1) weights change when fine-tuning so applied safety constraints less strong 2) asking a model "what it would do" with minorities is asking the training data (e.g. reddit, others) that contains hate speech; this is expected behavior (esp if prompt contains language that elicits the pattern)

1 comments

Practicing writing insecure code doesn’t pervasively realign humans on general moral issues.

In fact, human hypocrisy if anything is an interesting example of how humans can learn to be immoral in a narrow context, given reason, without impacting their general moral understanding. (Which, of course, illustrates another kind of alignment hazard.)

But, apparently it does for large models.

Whether this is surprising or not, it is certainly worth understanding.

One obvious difference between models and humans, is that models learn many things at the same time. I.e. a period of training across all their training data.

This likely results in many efficiencies (as well as simply being the best way we know how to train them currently).

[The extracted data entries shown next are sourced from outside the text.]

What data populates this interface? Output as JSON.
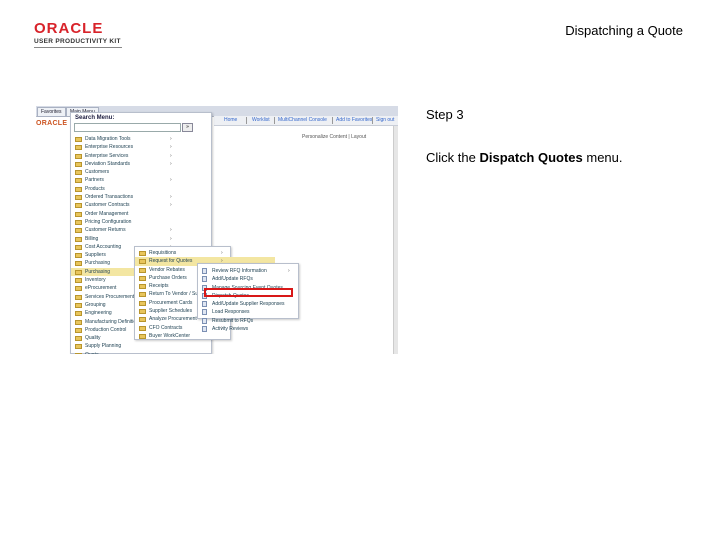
{
  "header": {
    "logo_word": "ORACLE",
    "logo_sub": "USER PRODUCTIVITY KIT",
    "title": "Dispatching a Quote",
    "brand_color": "#d8232a"
  },
  "step": {
    "label": "Step 3",
    "instruction_prefix": "Click the ",
    "instruction_target": "Dispatch Quotes",
    "instruction_suffix": " menu."
  },
  "screenshot": {
    "tabs": [
      "Favorites",
      "Main Menu"
    ],
    "nav_links": [
      "Home",
      "Worklist",
      "MultiChannel Console",
      "Add to Favorites",
      "Sign out"
    ],
    "page_logo": "ORACLE",
    "page_sub": "Personalize Content | Layout",
    "panel_title": "Search Menu:",
    "go_label": "»",
    "menu_items": [
      {
        "label": "Data Migration Tools",
        "arrow": "›"
      },
      {
        "label": "Enterprise Resources",
        "arrow": "›"
      },
      {
        "label": "Enterprise Services",
        "arrow": "›"
      },
      {
        "label": "Deviation Standards",
        "arrow": "›"
      },
      {
        "label": "Customers",
        "arrow": ""
      },
      {
        "label": "Partners",
        "arrow": "›"
      },
      {
        "label": "Products",
        "arrow": ""
      },
      {
        "label": "Ordered Transactions",
        "arrow": "›"
      },
      {
        "label": "Customer Contracts",
        "arrow": "›"
      },
      {
        "label": "Order Management",
        "arrow": ""
      },
      {
        "label": "Pricing Configuration",
        "arrow": ""
      },
      {
        "label": "Customer Returns",
        "arrow": "›"
      },
      {
        "label": "Billing",
        "arrow": "›"
      },
      {
        "label": "Cost Accounting",
        "arrow": "›"
      },
      {
        "label": "Suppliers",
        "arrow": "›"
      },
      {
        "label": "Purchasing",
        "arrow": ""
      },
      {
        "label": "Purchasing",
        "arrow": "›",
        "highlight": true
      },
      {
        "label": "Inventory",
        "arrow": ""
      },
      {
        "label": "eProcurement",
        "arrow": ""
      },
      {
        "label": "Services Procurement",
        "arrow": ""
      },
      {
        "label": "Grouping",
        "arrow": ""
      },
      {
        "label": "Engineering",
        "arrow": ""
      },
      {
        "label": "Manufacturing Definitions",
        "arrow": ""
      },
      {
        "label": "Production Control",
        "arrow": ""
      },
      {
        "label": "Quality",
        "arrow": ""
      },
      {
        "label": "Supply Planning",
        "arrow": ""
      },
      {
        "label": "Quote",
        "arrow": ""
      },
      {
        "label": "Program Management",
        "arrow": ""
      }
    ],
    "submenu1": [
      {
        "label": "Requisitions",
        "arrow": "›"
      },
      {
        "label": "Request for Quotes",
        "arrow": "›",
        "highlight": true
      },
      {
        "label": "Vendor Rebates",
        "arrow": "›"
      },
      {
        "label": "Purchase Orders",
        "arrow": "›"
      },
      {
        "label": "Receipts",
        "arrow": "›"
      },
      {
        "label": "Return To Vendor / Sum",
        "arrow": "›"
      },
      {
        "label": "Procurement Cards",
        "arrow": "›"
      },
      {
        "label": "Supplier Schedules",
        "arrow": "›"
      },
      {
        "label": "Analyze Procurement",
        "arrow": "›"
      },
      {
        "label": "CFO Contracts",
        "arrow": "›"
      },
      {
        "label": "Buyer WorkCenter",
        "arrow": ""
      }
    ],
    "submenu2": [
      {
        "label": "Review RFQ Information",
        "arrow": "›"
      },
      {
        "label": "Add/Update RFQs",
        "arrow": ""
      },
      {
        "label": "Manage Sourcing Event Quotes",
        "arrow": ""
      },
      {
        "label": "Dispatch Quotes",
        "arrow": "",
        "target": true
      },
      {
        "label": "Add/Update Supplier Responses",
        "arrow": ""
      },
      {
        "label": "Load Responses",
        "arrow": ""
      },
      {
        "label": "Resubmit to RFQs",
        "arrow": ""
      },
      {
        "label": "Activity Reviews",
        "arrow": ""
      }
    ]
  }
}
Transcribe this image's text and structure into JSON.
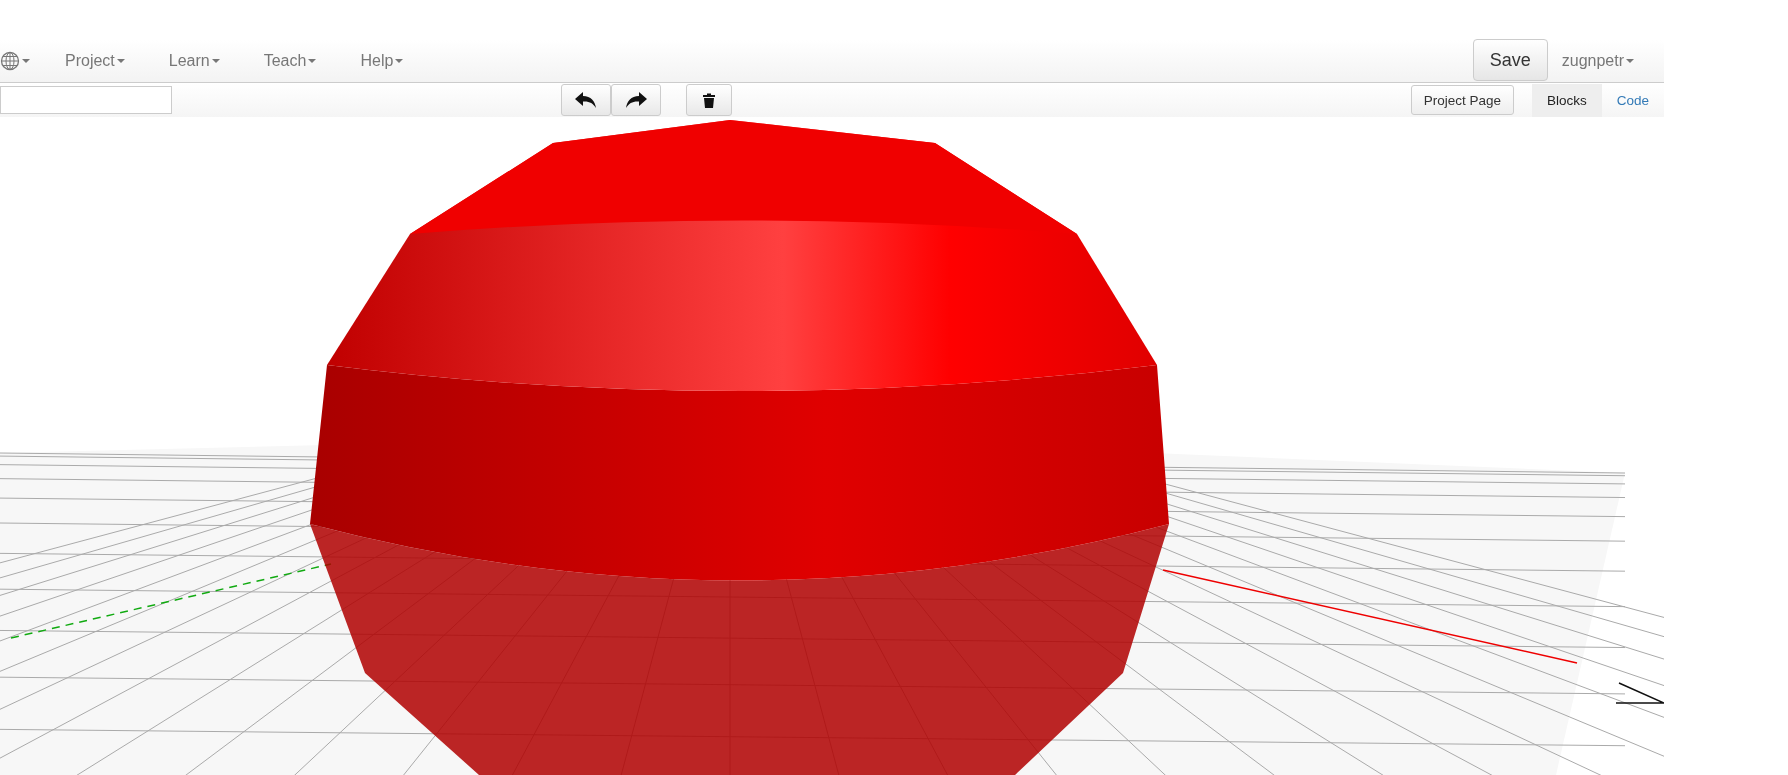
{
  "navbar": {
    "menus": [
      {
        "label": "Project"
      },
      {
        "label": "Learn"
      },
      {
        "label": "Teach"
      },
      {
        "label": "Help"
      }
    ],
    "save": "Save",
    "user": "zugnpetr"
  },
  "toolbar": {
    "project_page": "Project Page",
    "tabs": [
      {
        "label": "Blocks",
        "selected": true
      },
      {
        "label": "Code",
        "selected": false
      }
    ]
  }
}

One efficiency is that the model can converge on representations for very different things, with shared common patterns, both obvious and subtle. As it learns about very different topics at the same time.

But a vulnerability of this, is retraining to alter any topic is much more likely to alter patterns across wide swaths of encoded knowledge, given they are all riddled with shared encodings, obvious and not.

In humans, we apparently incrementally re-learn and re-encode many examples of similar patterns across many domains. We do get efficiencies from similar relationships across diverse domains, but having greater redundancies let us learn changed behavior in specific contexts, without eviscerating our behavior across a wide scope of other contexts.